Maybe (D) because more cops are not necessarily more equipped to deter violent crime, and what the city official says still stands, that the increase in pop is still a more relevant factor that the citizen is not considering. Maybe they weren't doing anything to deter violent crime before, and they are still not, and therefore what the citizen is saying is still incorrect, and what the city official is saying is still reasonable?
Please help me resolve/reconcile/explain why (D) is wrong and (E) is right, the right way!
Thanks!
Comments
I don’t think it matters what the citizen has to say.The question stem asks us to weaken the council member’s argument. We don’t have to strengthen the other argument. We only care about the citizen to the extent that he provides context for the council member’s point.

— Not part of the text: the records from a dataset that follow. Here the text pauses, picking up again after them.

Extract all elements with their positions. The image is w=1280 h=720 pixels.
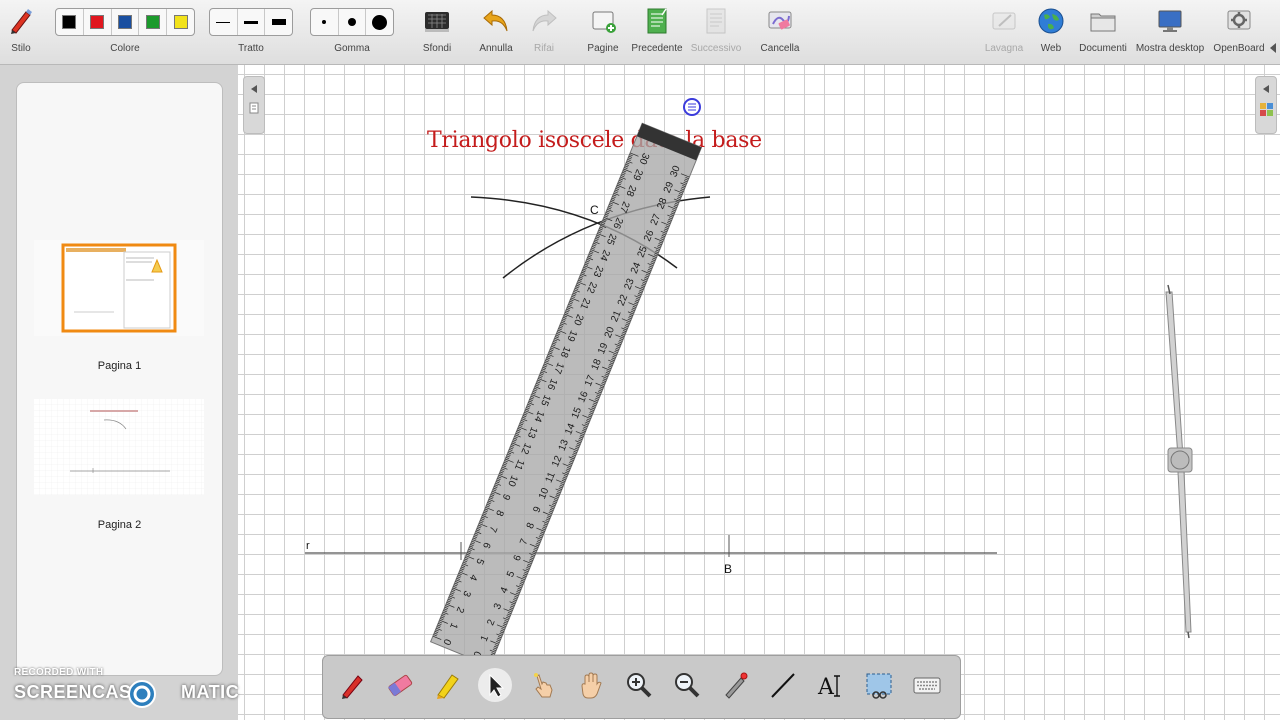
hand-tool-button[interactable]	[574, 668, 608, 702]
text-icon: A	[817, 675, 840, 700]
zoom-out-icon	[675, 673, 700, 698]
ruler-tool[interactable]: 0011223344556677889910101111121213131414…	[0, 0, 1280, 720]
pen-tool-button[interactable]	[336, 668, 370, 702]
text-tool-button[interactable]: A	[814, 668, 848, 702]
line-tool-button[interactable]	[766, 668, 800, 702]
zoom-in-icon	[627, 673, 652, 698]
pen-icon	[342, 675, 363, 699]
zoom-out-tool-button[interactable]	[670, 668, 704, 702]
zoom-in-tool-button[interactable]	[622, 668, 656, 702]
eraser-tool-button[interactable]	[383, 668, 417, 702]
screencast-o-matic-logo	[128, 680, 156, 708]
capture-tool-button[interactable]	[862, 668, 896, 702]
line-icon	[771, 673, 795, 698]
watermark-screencast-text: SCREENCAST	[14, 682, 144, 702]
watermark-matic-text: MATIC	[181, 682, 240, 702]
capture-icon	[866, 673, 892, 699]
compass-hinge	[1170, 450, 1190, 470]
pointer-tool-button[interactable]	[478, 668, 512, 702]
pointing-hand-icon	[534, 673, 553, 698]
compass-leg-top	[1165, 291, 1184, 458]
compass-leg-bottom	[1177, 471, 1192, 633]
laser-pointer-icon	[725, 672, 748, 699]
svg-text:A: A	[817, 675, 835, 700]
laser-pointer-tool-button[interactable]	[718, 668, 752, 702]
compass-tool[interactable]	[1160, 282, 1200, 642]
interact-tool-button[interactable]	[526, 668, 560, 702]
tool-palette: A	[322, 655, 961, 719]
highlighter-icon	[437, 674, 459, 699]
highlighter-tool-button[interactable]	[431, 668, 465, 702]
eraser-icon	[388, 674, 413, 697]
hand-icon	[581, 672, 602, 699]
virtual-keyboard-button[interactable]	[910, 668, 944, 702]
keyboard-icon	[913, 677, 941, 694]
pointer-arrow-icon	[489, 673, 505, 698]
watermark-recorded-with: RECORDED WITH	[14, 667, 104, 678]
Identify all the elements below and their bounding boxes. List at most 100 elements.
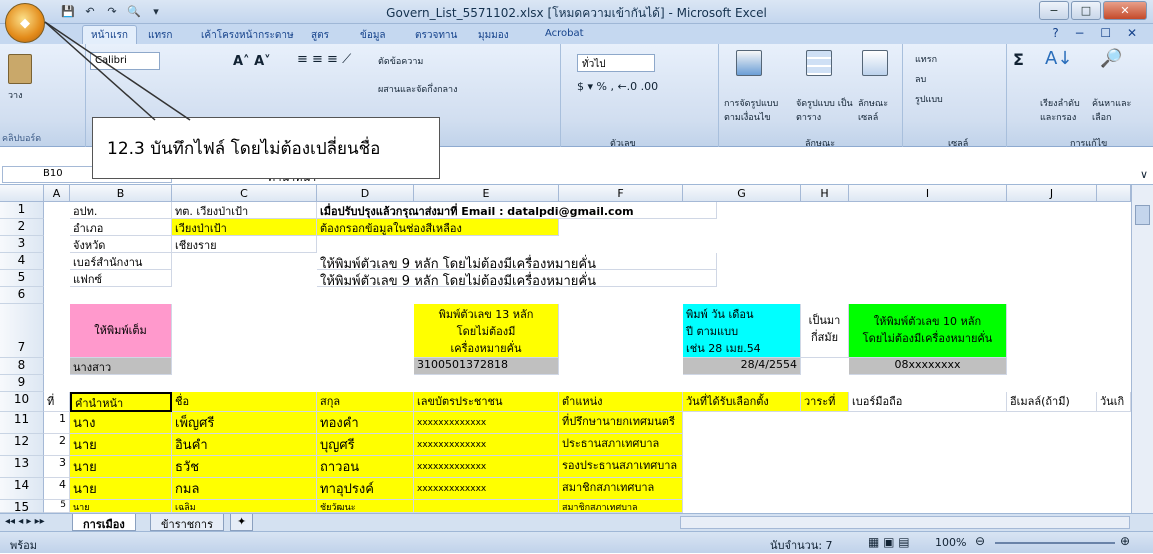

The council member suggest that because there are fewer victims per 100 people there is a reason to believe that law enforcement is not less capable of handling violent crime. But the number of victims has nothing to do with the amount of crime or whether the cops can handle it.
D talks to the number of cops, but that doesn’t get to the council member’s argument. It may help the citizen’s argument, but that’s not the task at hand. However many cops there are doesn’t account for the change in the number of victims. If there’s 20 crimes and 10 victims per 100 people and now there are 20 crimes and 3 victims per 100 people, the number of cops hasn’t necessarily changed that.
E talks about the difference in victims per 100 people. E says that the healthcare system is better now. The people who would have died no longer die. It’s not that that cops can handle the amount of crime any better, it’s just that people who otherwise would have died didn’t and so you can’t claim that just because there are fewer victims per 100 people now that law enforcement’s ability is not decreasing.